Once your dataset has been loaded, it will appear in your Data panel (as shown below).

Clicking on the dataset will open the attribute table as shown below. There are a few features that are worth pointing out when you open up the data table (shown below).

  • You can download the dataset straight away as either a comma-separated (.csv) or javascript open notation format (.json). Non-aggregated datasets and aggregated datasets that have been spatialised can also be downloaded here as shapefiles (.shp). The buttons to do this are shown in the red box above.
  • There is an option to view the columns either with their human-readable Titles (default) or the machine-readable Names.
  • You can sort your columns by clicking on the column name to sort it either Smallest ↔ Largest or A ↔ Z.
  • Additionally, you can see the metadata for the dataset by clicking on the Metadata button, shown in blue box above. This will open up a new window, containing a suite of information about the dataset, its format, its provenance etc. (shown below). You can learn more about it at the Metadata Record Guide.

Data Options

Once your data has been loaded into the Data panel there are some options available to you by clicking on the spanner icon to the right of the dataset. This will bring up a menu looking like the one below. Each of these options is explained further under the image.

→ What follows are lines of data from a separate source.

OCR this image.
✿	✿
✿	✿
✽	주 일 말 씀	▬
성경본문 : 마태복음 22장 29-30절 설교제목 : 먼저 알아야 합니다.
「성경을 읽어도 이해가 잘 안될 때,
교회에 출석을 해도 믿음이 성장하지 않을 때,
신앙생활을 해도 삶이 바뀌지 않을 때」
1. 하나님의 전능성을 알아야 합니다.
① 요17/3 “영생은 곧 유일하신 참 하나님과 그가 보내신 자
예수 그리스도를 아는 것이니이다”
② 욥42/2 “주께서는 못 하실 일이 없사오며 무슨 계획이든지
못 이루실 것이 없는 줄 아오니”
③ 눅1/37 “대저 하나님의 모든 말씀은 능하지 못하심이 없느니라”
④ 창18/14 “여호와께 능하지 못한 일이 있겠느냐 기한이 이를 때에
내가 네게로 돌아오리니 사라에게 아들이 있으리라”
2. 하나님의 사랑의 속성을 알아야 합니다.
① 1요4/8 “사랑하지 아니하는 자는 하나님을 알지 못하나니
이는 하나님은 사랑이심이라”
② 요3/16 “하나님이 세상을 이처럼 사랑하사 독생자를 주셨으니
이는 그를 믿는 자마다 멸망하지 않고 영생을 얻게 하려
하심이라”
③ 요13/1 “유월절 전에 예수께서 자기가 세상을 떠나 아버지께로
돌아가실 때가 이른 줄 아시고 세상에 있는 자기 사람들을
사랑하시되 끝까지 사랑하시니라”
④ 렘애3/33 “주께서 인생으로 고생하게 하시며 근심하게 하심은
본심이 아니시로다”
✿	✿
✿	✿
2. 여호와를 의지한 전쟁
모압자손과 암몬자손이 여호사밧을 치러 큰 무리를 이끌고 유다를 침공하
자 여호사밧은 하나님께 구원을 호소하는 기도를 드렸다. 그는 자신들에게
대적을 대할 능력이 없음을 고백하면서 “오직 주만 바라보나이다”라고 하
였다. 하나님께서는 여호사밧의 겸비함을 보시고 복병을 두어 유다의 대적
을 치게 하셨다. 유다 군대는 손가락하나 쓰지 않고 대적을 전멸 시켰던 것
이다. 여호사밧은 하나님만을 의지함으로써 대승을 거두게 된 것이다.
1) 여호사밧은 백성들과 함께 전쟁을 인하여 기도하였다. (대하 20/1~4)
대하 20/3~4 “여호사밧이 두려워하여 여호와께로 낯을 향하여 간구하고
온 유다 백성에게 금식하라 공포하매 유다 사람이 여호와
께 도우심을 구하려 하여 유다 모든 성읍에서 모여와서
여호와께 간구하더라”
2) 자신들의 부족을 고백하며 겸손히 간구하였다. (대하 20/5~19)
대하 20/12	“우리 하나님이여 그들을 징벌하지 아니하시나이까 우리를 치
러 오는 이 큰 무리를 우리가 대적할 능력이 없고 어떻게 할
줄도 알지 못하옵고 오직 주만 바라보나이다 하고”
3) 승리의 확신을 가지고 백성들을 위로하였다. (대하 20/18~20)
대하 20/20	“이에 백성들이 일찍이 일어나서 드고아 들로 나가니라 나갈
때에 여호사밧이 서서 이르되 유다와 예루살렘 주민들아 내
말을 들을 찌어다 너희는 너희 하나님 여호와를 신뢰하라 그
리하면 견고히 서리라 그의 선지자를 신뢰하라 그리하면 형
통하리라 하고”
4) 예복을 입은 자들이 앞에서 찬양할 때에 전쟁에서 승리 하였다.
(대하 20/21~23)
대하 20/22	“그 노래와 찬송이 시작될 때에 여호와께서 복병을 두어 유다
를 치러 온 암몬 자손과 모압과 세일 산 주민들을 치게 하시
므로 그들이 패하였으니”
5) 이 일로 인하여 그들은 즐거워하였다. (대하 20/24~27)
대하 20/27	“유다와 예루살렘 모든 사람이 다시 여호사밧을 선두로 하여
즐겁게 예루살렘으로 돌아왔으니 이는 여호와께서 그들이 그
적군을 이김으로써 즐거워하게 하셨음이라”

  • Open Attribute Table: This brings up the attribute table of the dataset allowing you to browse the data.
  • Rename Dataset: This allows you to provide your data with a new name. This may be important if you have similarly named datasets and wish to be able to distinguish between them.
  • Display on Map: Clicking this will display the dataset on the map. Note that this is not the same as producing a choropleth of the data – it simply brings up the geometries without distinguishing between areas based on values.
  • Zoom to Layer: This will allow you to zoom to the maximum geographic extent of your data in the portal view.
  • Place Bounding Box Here: This will open up the bounding box to have the same spatial extent as the dataset, allowing you to alter the boundaries of that box, and then shop for data in that spatial extent.
  • Edit Attribute Selection: This allows you to add in or subtract certain columns from your dataset, which you may have forgotten, or which you don’t need. This data is then re-retrieved from the data custodian.
  • Reload Dataset: This tool re-retrieves the data from its custodian. This may be important if the data have been updated since you last viewed them, or if you have previously had difficulty contacting and retrieving the data.
  • About this Dataset: This tool allows you to view the metadata associated with the data.
  • Download CSV: This exports the dataset as a Comma-Separated Value file.
  • Download JSON: Like above, this exports the data-set into a JSON structured file.
  • Spatialise Dataset: This will generate geometry for aggregated datasets.
  • Remove Dataset: Clicking this icon will allow you to remove your dataset from your project. It may be necessary to remove the dataset’s “participation” in other components of your project, for example, if you have the data mapped or in an interactive graph.

data citation list

The Download Data Citation List button in the Data pane allows you to obtain a complete list of data references that you can include in the bibliography list of your research.

By clicking the button, your list will automatically download as a .zip compressed folder, which will contain two separate files: a text file (.txt) and a Research Information System file (.ris) which you can easily import to your digital library.